On Thursday Sept. 19, Geneseo Student Association hosted the first of three open forums for the fall 2013 semester, run by SA Director of Public Relations senior Riley Burchell. The meeting covered several topics of interest to students, including medical amnesty, financial policy and academic advisement.
The forum began with discussion on medical amnesty, a policy promoted in spring 2013. According to the policy, if an underage student has engaged in drinking and another student needs medical assistance, making a call for someone else is something “that is taken into consideration if you yourself were under the influence of alcohol,” according to Student Association Vice President Katie Becker said.
“I think that [the new medical amnesty policy] really does embody a lot of what is an integral part of the SUNY Geneseo life and campus life and community,” Burchell said. “It is the idea that you cannot be a bystander.”
As discussion continued, the students began brainstorming ways to advertise the new policy.
“It really needs to be publicized; it really needs to be made known,” SA Director of Inter-Residence Affairs senior Olivia Kelly said.
Those in attendance offered various ideas for more effective publicizing, including the use of stickers on the doors of residence halls or door tags to spread awareness.
According to Becker, “direct contact,” as opposed to a Facebook notification, is a more effective way to reach people.
The forum then transitioned into a discussion on financial policy and academic advisement.

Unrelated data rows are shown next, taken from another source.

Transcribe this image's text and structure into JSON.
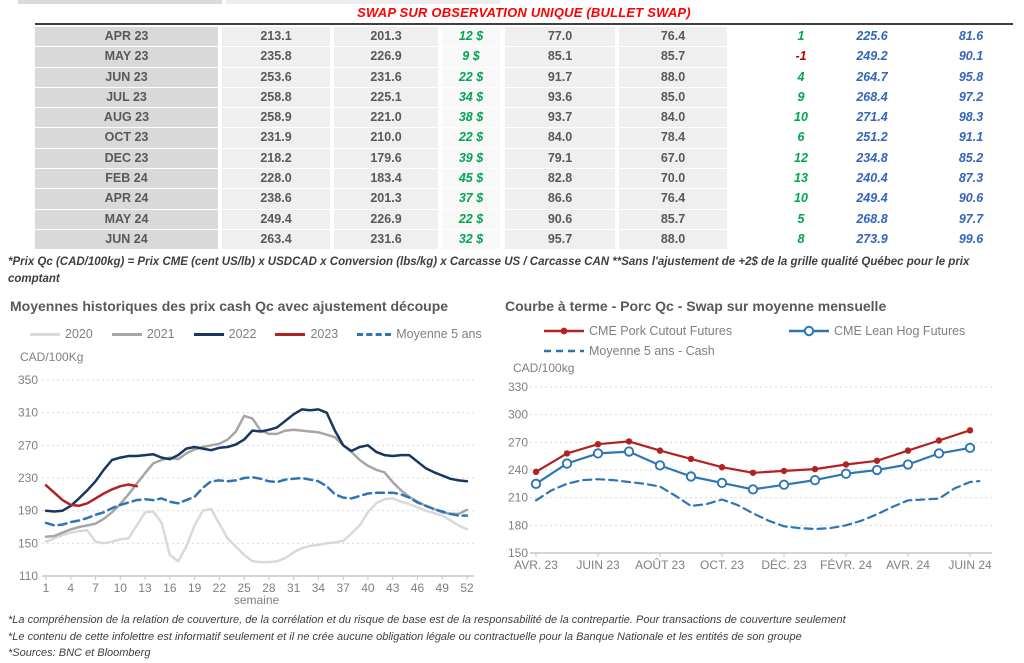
{
  "table": {
    "title": "SWAP SUR OBSERVATION UNIQUE (BULLET SWAP)",
    "rows": [
      [
        "APR 23",
        "213.1",
        "201.3",
        "12 $",
        "77.0",
        "76.4",
        "1",
        "225.6",
        "81.6"
      ],
      [
        "MAY 23",
        "235.8",
        "226.9",
        "9 $",
        "85.1",
        "85.7",
        "-1",
        "249.2",
        "90.1"
      ],
      [
        "JUN 23",
        "253.6",
        "231.6",
        "22 $",
        "91.7",
        "88.0",
        "4",
        "264.7",
        "95.8"
      ],
      [
        "JUL 23",
        "258.8",
        "225.1",
        "34 $",
        "93.6",
        "85.0",
        "9",
        "268.4",
        "97.2"
      ],
      [
        "AUG 23",
        "258.9",
        "221.0",
        "38 $",
        "93.7",
        "84.0",
        "10",
        "271.4",
        "98.3"
      ],
      [
        "OCT 23",
        "231.9",
        "210.0",
        "22 $",
        "84.0",
        "78.4",
        "6",
        "251.2",
        "91.1"
      ],
      [
        "DEC 23",
        "218.2",
        "179.6",
        "39 $",
        "79.1",
        "67.0",
        "12",
        "234.8",
        "85.2"
      ],
      [
        "FEB 24",
        "228.0",
        "183.4",
        "45 $",
        "82.8",
        "70.0",
        "13",
        "240.4",
        "87.3"
      ],
      [
        "APR 24",
        "238.6",
        "201.3",
        "37 $",
        "86.6",
        "76.4",
        "10",
        "249.4",
        "90.6"
      ],
      [
        "MAY 24",
        "249.4",
        "226.9",
        "22 $",
        "90.6",
        "85.7",
        "5",
        "268.8",
        "97.7"
      ],
      [
        "JUN 24",
        "263.4",
        "231.6",
        "32 $",
        "95.7",
        "88.0",
        "8",
        "273.9",
        "99.6"
      ]
    ],
    "footnote": "*Prix Qc (CAD/100kg) = Prix CME (cent US/lb) x USDCAD x Conversion (lbs/kg) x Carcasse US / Carcasse CAN **Sans l'ajustement de +2$ de la grille qualité Québec pour le prix comptant"
  },
  "colors": {
    "title_red": "#ff0000",
    "positive_green": "#00a550",
    "negative_red": "#c00000",
    "swap_blue": "#3366bb",
    "table_text": "#595959"
  },
  "chart_data": [
    {
      "type": "line",
      "title": "Moyennes historiques des prix cash Qc avec ajustement découpe",
      "unit_label": "CAD/100Kg",
      "xlabel": "semaine",
      "ylim": [
        110,
        350
      ],
      "yticks": [
        110,
        150,
        190,
        230,
        270,
        310,
        350
      ],
      "x_range": [
        1,
        52
      ],
      "xticks": [
        1,
        4,
        7,
        10,
        13,
        16,
        19,
        22,
        25,
        28,
        31,
        34,
        37,
        40,
        43,
        46,
        49,
        52
      ],
      "grid": true,
      "legend_position": "top",
      "series": [
        {
          "name": "2020",
          "color": "#d9d9d9",
          "style": "solid",
          "x_start": 1,
          "values": [
            152,
            156,
            160,
            163,
            165,
            166,
            152,
            150,
            152,
            155,
            156,
            172,
            188,
            189,
            175,
            136,
            128,
            146,
            172,
            190,
            192,
            174,
            156,
            146,
            136,
            128,
            127,
            127,
            128,
            132,
            139,
            144,
            147,
            148,
            150,
            151,
            153,
            162,
            172,
            188,
            199,
            204,
            205,
            201,
            198,
            194,
            190,
            187,
            184,
            178,
            172,
            167
          ]
        },
        {
          "name": "2021",
          "color": "#a6a6a6",
          "style": "solid",
          "x_start": 1,
          "values": [
            158,
            159,
            163,
            167,
            170,
            172,
            174,
            180,
            188,
            198,
            210,
            223,
            236,
            248,
            252,
            255,
            253,
            260,
            265,
            268,
            270,
            272,
            277,
            287,
            306,
            303,
            288,
            284,
            284,
            288,
            289,
            288,
            287,
            286,
            283,
            280,
            270,
            262,
            252,
            245,
            240,
            237,
            225,
            215,
            207,
            201,
            196,
            192,
            188,
            186,
            186,
            191
          ]
        },
        {
          "name": "2022",
          "color": "#17375e",
          "style": "solid",
          "x_start": 1,
          "values": [
            190,
            189,
            190,
            196,
            205,
            215,
            226,
            240,
            252,
            255,
            257,
            257,
            258,
            259,
            255,
            253,
            258,
            266,
            268,
            266,
            264,
            267,
            268,
            271,
            277,
            288,
            287,
            289,
            292,
            300,
            308,
            314,
            313,
            314,
            310,
            288,
            270,
            263,
            268,
            270,
            262,
            258,
            257,
            258,
            258,
            250,
            242,
            237,
            233,
            229,
            227,
            226
          ]
        },
        {
          "name": "2023",
          "color": "#b22222",
          "style": "solid",
          "x_start": 1,
          "values": [
            221,
            212,
            203,
            197,
            196,
            199,
            205,
            211,
            216,
            220,
            222,
            220
          ]
        },
        {
          "name": "Moyenne 5 ans",
          "color": "#2e75b6",
          "style": "dashed",
          "x_start": 1,
          "values": [
            175,
            172,
            173,
            176,
            178,
            181,
            185,
            188,
            193,
            197,
            200,
            203,
            204,
            203,
            205,
            201,
            199,
            203,
            207,
            218,
            226,
            227,
            226,
            227,
            230,
            231,
            229,
            226,
            225,
            228,
            229,
            230,
            228,
            226,
            220,
            210,
            206,
            205,
            208,
            211,
            212,
            212,
            212,
            210,
            206,
            200,
            196,
            192,
            189,
            186,
            184,
            184
          ]
        }
      ]
    },
    {
      "type": "line",
      "title": "Courbe à terme - Porc Qc - Swap sur moyenne mensuelle",
      "unit_label": "CAD/100kg",
      "ylim": [
        150,
        330
      ],
      "yticks": [
        150,
        180,
        210,
        240,
        270,
        300,
        330
      ],
      "x_range": [
        0,
        14
      ],
      "xticks": [
        {
          "pos": 0,
          "label": "AVR. 23"
        },
        {
          "pos": 2,
          "label": "JUIN 23"
        },
        {
          "pos": 4,
          "label": "AOÛT 23"
        },
        {
          "pos": 6,
          "label": "OCT. 23"
        },
        {
          "pos": 8,
          "label": "DÉC. 23"
        },
        {
          "pos": 10,
          "label": "FÉVR. 24"
        },
        {
          "pos": 12,
          "label": "AVR. 24"
        },
        {
          "pos": 14,
          "label": "JUIN 24"
        }
      ],
      "grid": true,
      "legend_position": "top",
      "series": [
        {
          "name": "CME Pork Cutout Futures",
          "color": "#b22222",
          "style": "solid",
          "marker": "filled",
          "x": [
            0,
            1,
            2,
            3,
            4,
            5,
            6,
            7,
            8,
            9,
            10,
            11,
            12,
            13,
            14
          ],
          "values": [
            238,
            258,
            268,
            271,
            261,
            252,
            243,
            237,
            239,
            241,
            246,
            250,
            261,
            272,
            283
          ]
        },
        {
          "name": "CME Lean Hog Futures",
          "color": "#2e75b6",
          "style": "solid",
          "marker": "open",
          "x": [
            0,
            1,
            2,
            3,
            4,
            5,
            6,
            7,
            8,
            9,
            10,
            11,
            12,
            13,
            14
          ],
          "values": [
            225,
            247,
            258,
            260,
            245,
            233,
            226,
            219,
            224,
            229,
            236,
            240,
            246,
            258,
            264
          ]
        },
        {
          "name": "Moyenne 5 ans - Cash",
          "color": "#2e75b6",
          "style": "dashed",
          "x": [
            0,
            0.5,
            1,
            1.5,
            2,
            2.5,
            3,
            3.5,
            4,
            4.5,
            5,
            5.5,
            6,
            6.5,
            7,
            7.5,
            8,
            8.5,
            9,
            9.5,
            10,
            10.5,
            11,
            11.5,
            12,
            12.5,
            13,
            13.5,
            14,
            14.3
          ],
          "values": [
            207,
            218,
            225,
            229,
            230,
            229,
            227,
            225,
            222,
            212,
            201,
            203,
            208,
            202,
            193,
            185,
            179,
            177,
            176,
            177,
            180,
            185,
            192,
            200,
            207,
            208,
            209,
            220,
            227,
            228
          ]
        }
      ]
    }
  ],
  "footer_notes": [
    "*La compréhension de la relation de couverture, de la corrélation et du risque de base est de la responsabilité de la contrepartie. Pour transactions de couverture seulement",
    "*Le contenu de cette infolettre est informatif seulement et il ne crée aucune obligation légale ou contractuelle pour la Banque Nationale et les entités de son groupe",
    "*Sources: BNC et Bloomberg"
  ]
}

“I don’t know anything about finances … I think that’s what deters a lot of students from really feeling like Student Association is a place that is essentially built around them and for them,” Burchell said. “The amount of confusion about how the SA budget works, where the money goes [and] how the money is allocated is really daunting and really confusing.”
“It is important people know where the money is, where the money’s going, that kind of thing,” Becker said.
In addition to financial policy, the forum addressed academic advisement with regard to its level of student accessibility.
“If you don’t know how to take advantage of the academic system, a lot of people get lost,” Burchell said. “This is displayed by people changing their major five times ... I think advisement needs to be looked at.”